A little and often

Disclaimer: This post may not make me popular with my fellow freelancers and small business owners. Neither does it necessarily reflect the positions, strategies, or opinions of my clients. But you knew that anyway, right?

On Monday MPs will debate the subject of tax reporting for small businesses and the self-employed. The trigger for this is a 100,000-plus signature petition calling on the government to “scrap plans forcing self employed & small business to do 4 tax returns yearly.”

As a small-business owner myself (5’4″ if you must know), I share the petitioners’ concerns. I already make monthly pay reports and quarterly VAT returns to Her Majesty’s Revenue and Customs. I don’t want to deal with extra bureaucracy, pay out more in accountancy fees or risk fines for getting things wrong.

But as a practitioner and advocate of lean and agile techniques, I can’t support keeping the status quo of one big annual tax return. To do so would deny one of our core tenets: that the more frequently we do things, the better we get at them.

A little and often keeps us in control. More iterations mean more moments to learn, more chances to change things for the better. More frequent inspection catches issues sooner, before they can grow into bigger problems.

So I buy the government’s assertion in its response to the petition that:

Making Tax Digital will not mean ‘four tax returns a year’. Quarterly updates will largely be a matter of checking data generated from record keeping software or apps and clicking ‘send’.

New, better ways will emerge to keep us on top of our tax affairs. In the mean time, small businesses need help getting there and I trust HMRC will show its famous flexibility so that no one is unduly put out.

To the MPs debating in Westminster Hall, this small business owner says Quarterly Tax Reporting For the Win! Show me the ‘send’ button and I’ll click it. Four times a year if I must.

On one condition: that we make representation as agile as taxation.

cartwright.jpg

A short walk from London King’s Cross Station is Cartwright Gardens, named after political reformer Major John Cartwright (1740-1824). There you can squint through a temporary fence at a statue of the great man, seated above a list of his causes and achievements:

  • Universal Suffrage, Check!
  • Equal Representation, Check!
  • Vote by Ballot, Check!
  • Independence of the United States of America, Check!

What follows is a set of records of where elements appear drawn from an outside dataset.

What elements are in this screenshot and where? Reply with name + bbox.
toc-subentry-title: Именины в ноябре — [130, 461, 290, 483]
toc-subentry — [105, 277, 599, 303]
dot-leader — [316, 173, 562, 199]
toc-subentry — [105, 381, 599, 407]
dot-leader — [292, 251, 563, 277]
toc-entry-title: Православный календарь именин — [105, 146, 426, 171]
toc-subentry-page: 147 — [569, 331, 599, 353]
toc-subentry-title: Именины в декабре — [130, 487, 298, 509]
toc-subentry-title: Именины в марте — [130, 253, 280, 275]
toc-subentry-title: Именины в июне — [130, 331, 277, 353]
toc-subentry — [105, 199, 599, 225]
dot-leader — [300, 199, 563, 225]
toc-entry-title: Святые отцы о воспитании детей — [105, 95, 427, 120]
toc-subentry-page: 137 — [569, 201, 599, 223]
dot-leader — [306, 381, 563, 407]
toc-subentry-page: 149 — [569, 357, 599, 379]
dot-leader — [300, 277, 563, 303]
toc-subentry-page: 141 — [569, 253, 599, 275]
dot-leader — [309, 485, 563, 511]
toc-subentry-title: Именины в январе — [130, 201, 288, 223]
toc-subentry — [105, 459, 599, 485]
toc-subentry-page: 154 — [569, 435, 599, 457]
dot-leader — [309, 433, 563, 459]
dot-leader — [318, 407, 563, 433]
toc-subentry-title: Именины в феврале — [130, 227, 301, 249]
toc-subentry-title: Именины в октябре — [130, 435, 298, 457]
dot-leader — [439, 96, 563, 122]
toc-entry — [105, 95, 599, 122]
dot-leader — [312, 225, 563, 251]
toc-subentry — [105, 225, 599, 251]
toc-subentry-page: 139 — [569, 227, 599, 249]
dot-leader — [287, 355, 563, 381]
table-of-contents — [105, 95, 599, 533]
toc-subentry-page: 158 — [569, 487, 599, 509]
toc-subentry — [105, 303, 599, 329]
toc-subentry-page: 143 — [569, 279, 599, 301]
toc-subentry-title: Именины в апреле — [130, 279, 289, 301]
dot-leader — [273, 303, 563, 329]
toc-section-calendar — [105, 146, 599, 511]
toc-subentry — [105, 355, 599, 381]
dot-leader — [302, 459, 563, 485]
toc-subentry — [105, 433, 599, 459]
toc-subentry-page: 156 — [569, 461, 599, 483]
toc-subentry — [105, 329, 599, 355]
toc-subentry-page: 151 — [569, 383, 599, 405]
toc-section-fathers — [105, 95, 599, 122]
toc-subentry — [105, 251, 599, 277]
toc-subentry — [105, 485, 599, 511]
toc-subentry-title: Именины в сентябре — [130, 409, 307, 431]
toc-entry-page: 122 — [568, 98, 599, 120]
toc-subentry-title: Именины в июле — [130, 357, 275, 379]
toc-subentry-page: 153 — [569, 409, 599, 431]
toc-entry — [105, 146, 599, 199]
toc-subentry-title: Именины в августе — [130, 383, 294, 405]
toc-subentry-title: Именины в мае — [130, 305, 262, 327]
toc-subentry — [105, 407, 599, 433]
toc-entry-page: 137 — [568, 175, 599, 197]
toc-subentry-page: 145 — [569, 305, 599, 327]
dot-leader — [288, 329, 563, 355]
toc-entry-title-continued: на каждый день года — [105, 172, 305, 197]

Only one remains outstanding: “Annual Parliaments”.

For a generation after Cartwright, this remained a demand of the Chartists (1838-1858):

Annual Parliament Elections, thus presenting the most effectual check to bribery and intimidation, since as the constituency might be bought once in seven years (even with the ballot), no purse could buy a constituency (under a system of universal suffrage) in each ensuing twelvemonth; and since members, when elected for a year only, would not be able to defy and betray their constituents as now.

Once their other points were met, successive waves of reformers allowed this detail to slip off the agenda. That’s a shame because I reckon much of the malaise in our democracy comes down to the way we binge on it so infrequently that we never learn to do it properly.

Thanks to the pioneering digital efforts of HMRC, I realise that the time has now come, not just to revive this long-standing demand but to redouble it.

Why rely on polling companies whose imperfect models go for years getting more out of kilter when we could use digital technology to hold real elections multiple times per year?

These need not herald wholesale changes of government every 13 weeks – though that could occasionally be the consequence. We could smooth the curve by rotating the seats up for election, or the voters who take part each time.

There will of course be objections, concerning the cost, practicality and desirability of my modest proposal. But I think they can be met in much the same vein as the government’s answer to the tax petition:

Making Democracy Digital will not mean ‘four trips to the polling station a year’. Quarterly elections will largely be a matter of checking data generated from record keeping software or apps and clicking ‘vote’.

We should celebrate the tax collectors becoming more agile. Because where they lead, the returning officers must follow.